Les adeptes du projet de Constitution peuvent objecter que l’approfondissement du "déficit démocratique" qui caractérise la construction européenne peut être constaté également au niveau de tous les Etats européens, qu’ils soient membres ou pas de l’Union. En effet, partout, nous sommes confrontés à un transfert de pouvoirs plus ou moins sournois aux dépens des parlements élus.

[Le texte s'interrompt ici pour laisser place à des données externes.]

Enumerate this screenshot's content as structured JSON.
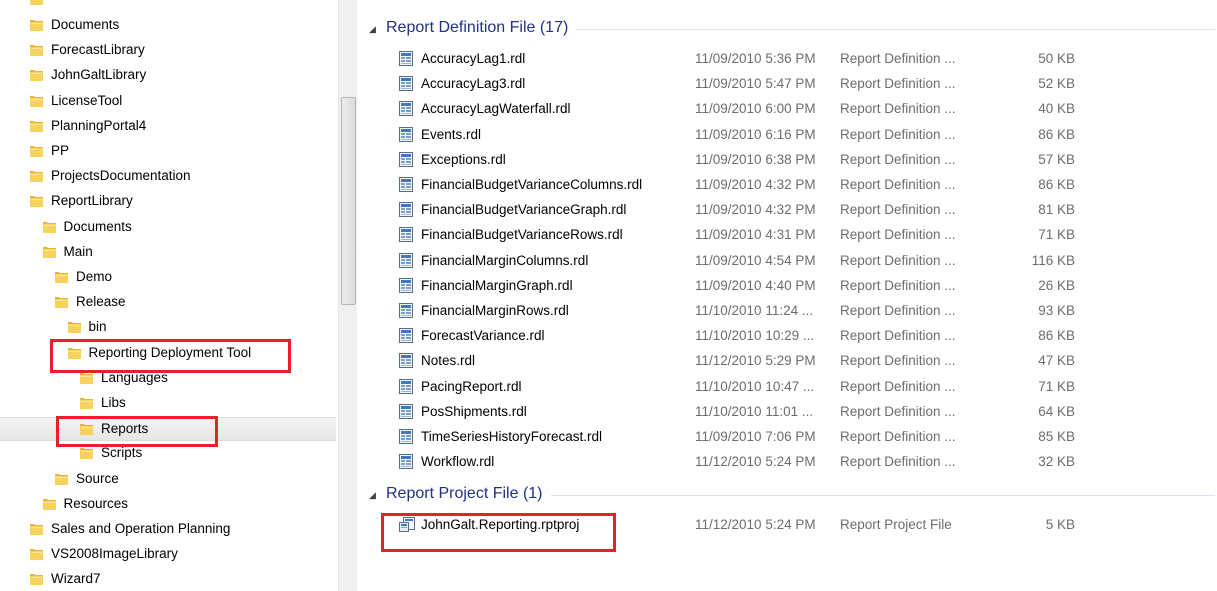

La démocratie représentative fonctionne mal, partout la séparation des pouvoirs est de plus en plus bafouée, partout le principe de la "libre" concurrence dans un marché "libre" restreint de plus en plus les choix politiques fondés sur des décisions démocratiques. Or, tout cela ne justifie pas l’adoption d’un projet de Constitution européen qui ne peut qu’accélérer et renforcer ces tendances et qui, en plus, leur donne une apparence de légitimité constitutionnelle. Un transfert de souveraineté des Etats nations vers l’Etat supranational qu’est en train de devenir l’Union européenne ne peut se justifier que s’il en résulte un "b
énéfice net démocratique" et si il contribue à réduire le risque de conflits, non seulement à l’intérieur de l’Union, mais surtout au niveau mondial.